Деревня была все та же. Все те же с плетнями, огородами и сараями стояли избы вдоль изогнувшейся вопросом проселочной дороги, и тот же был над всеми Илья, хорошо знавший, как определить спелость трав, и так же хорошо знавший, как поладить с начальством. Он был одним из тех умевших будто законсервироваться мужиков, которые, раз определив для себя круг забот и освоившись с ними, не то чтобы не могут, но не хотят выходить за круг этих означенных забот. «Ничто его не берет, — думал о нем Павел. — Сколько ни вали, все тянет». Но Павел ошибался. Как и на все, что было вокруг, время накладывало отпечаток и на бригадира Илью. В нем уже не было той прежней живости, с какою он, бывало, брался за дело. Он менялся и старел точно так же, как меняются и стареют дома, деревья, скот, люди и как изменялся и старел сам Павел; но старение это, потому что оно протекало медленно и на глазах, было незаметно Павлу, как незаметным оставалось для него и то общее старение деревни, которое неизъяснимо и болезненно волновало его. Он не просто видел знакомые избы, когда с поля, поверх овсов, смотрел на них, но как бы чувствовал за ними тот огромный опыт своей и колхозной жизни, с которой были связаны все его дела и мысли; то самоутверждение бескорыстием, добротой, готовностью пожертвовать собой ради общего, из чего складывалась жизнь Павла, — все было для него там, за овсами, и он невольно начинал чувствовать себя не в конкретном времени и деле, в котором жил, а в историческом пространстве, в котором лежал весь вековой (и в будущее!) путь русского крестьянства.

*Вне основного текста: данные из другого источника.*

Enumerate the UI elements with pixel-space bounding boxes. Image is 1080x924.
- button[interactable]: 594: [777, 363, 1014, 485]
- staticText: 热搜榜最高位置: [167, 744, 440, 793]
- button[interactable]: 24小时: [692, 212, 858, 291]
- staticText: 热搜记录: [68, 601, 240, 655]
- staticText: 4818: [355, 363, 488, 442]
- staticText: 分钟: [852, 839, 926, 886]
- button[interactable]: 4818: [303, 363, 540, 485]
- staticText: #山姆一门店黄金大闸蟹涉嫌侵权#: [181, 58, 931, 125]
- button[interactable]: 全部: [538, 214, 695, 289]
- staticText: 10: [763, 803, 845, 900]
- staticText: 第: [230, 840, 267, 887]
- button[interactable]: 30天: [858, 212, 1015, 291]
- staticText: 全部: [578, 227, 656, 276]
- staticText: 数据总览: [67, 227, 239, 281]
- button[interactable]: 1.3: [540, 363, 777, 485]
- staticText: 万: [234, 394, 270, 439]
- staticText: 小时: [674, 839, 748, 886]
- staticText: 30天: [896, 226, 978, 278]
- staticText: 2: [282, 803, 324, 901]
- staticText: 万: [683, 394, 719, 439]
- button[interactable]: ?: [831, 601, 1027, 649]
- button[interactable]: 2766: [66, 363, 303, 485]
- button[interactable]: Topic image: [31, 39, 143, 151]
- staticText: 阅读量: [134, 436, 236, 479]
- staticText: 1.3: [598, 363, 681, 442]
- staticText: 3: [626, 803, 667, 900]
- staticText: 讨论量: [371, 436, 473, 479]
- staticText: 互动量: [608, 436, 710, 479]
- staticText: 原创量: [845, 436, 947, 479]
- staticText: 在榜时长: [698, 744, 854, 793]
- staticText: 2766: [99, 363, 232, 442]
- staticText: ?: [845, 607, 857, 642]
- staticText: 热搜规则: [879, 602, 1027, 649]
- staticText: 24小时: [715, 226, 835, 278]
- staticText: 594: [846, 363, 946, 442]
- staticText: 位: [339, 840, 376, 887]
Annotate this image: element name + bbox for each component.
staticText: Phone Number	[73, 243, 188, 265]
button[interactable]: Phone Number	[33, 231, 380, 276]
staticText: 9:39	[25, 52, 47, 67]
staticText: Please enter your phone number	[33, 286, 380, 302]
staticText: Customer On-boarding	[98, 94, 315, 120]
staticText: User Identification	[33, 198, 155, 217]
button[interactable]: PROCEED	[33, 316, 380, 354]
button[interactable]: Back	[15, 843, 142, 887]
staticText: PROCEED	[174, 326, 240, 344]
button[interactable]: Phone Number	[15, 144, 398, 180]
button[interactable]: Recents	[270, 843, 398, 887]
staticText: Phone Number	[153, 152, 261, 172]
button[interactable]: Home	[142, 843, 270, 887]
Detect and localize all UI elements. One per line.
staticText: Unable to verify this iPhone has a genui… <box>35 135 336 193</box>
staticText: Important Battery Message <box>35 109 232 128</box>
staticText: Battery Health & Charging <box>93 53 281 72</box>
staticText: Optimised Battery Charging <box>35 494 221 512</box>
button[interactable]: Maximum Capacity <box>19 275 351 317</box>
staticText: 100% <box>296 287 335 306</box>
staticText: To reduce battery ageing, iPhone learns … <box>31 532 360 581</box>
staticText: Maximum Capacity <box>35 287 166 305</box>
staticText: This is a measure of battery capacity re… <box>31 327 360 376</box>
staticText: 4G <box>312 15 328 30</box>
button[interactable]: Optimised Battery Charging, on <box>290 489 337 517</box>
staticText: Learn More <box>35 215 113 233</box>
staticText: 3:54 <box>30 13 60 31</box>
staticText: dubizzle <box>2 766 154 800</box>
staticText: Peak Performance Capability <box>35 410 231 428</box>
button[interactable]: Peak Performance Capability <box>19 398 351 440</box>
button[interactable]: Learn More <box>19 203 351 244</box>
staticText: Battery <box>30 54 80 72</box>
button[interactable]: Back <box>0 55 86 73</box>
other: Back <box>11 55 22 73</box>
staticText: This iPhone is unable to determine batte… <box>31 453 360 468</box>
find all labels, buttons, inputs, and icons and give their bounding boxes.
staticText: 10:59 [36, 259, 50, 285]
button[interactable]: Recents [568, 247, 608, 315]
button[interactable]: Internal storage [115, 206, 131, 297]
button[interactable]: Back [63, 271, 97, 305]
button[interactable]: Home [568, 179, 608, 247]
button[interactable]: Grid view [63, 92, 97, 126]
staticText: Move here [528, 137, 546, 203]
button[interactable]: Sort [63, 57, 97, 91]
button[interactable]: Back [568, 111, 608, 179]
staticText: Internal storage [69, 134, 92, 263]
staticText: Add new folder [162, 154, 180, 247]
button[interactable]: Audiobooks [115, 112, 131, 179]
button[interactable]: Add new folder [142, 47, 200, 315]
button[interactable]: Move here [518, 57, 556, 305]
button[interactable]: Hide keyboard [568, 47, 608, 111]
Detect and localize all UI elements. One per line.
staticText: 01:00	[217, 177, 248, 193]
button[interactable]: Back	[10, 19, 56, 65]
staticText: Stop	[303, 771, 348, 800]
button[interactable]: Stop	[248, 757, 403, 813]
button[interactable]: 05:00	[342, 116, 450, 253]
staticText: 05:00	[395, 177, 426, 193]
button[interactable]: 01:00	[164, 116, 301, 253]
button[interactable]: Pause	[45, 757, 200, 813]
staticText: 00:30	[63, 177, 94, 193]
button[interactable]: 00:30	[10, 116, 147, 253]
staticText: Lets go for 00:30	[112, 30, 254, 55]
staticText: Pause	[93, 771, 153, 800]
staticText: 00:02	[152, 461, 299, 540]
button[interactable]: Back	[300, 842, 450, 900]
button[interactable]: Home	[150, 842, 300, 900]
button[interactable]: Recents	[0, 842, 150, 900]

Он был как будто в ответе за то, что минуло, что должно прийти на смену, и никогда прежде не стоявший перед ним вопрос, для чего живет человек, теперь все чаще приходил и беспокоил его.
— Что дипломат-то твой, пишет? — иногда среди поля неожиданно спрашивал его Степан Шеин.
— Пишет, что ему, — отвечал Павел, и в ответе его не то чтобы не было радости, но не было волнения, с каким он прежде говорил о сыне.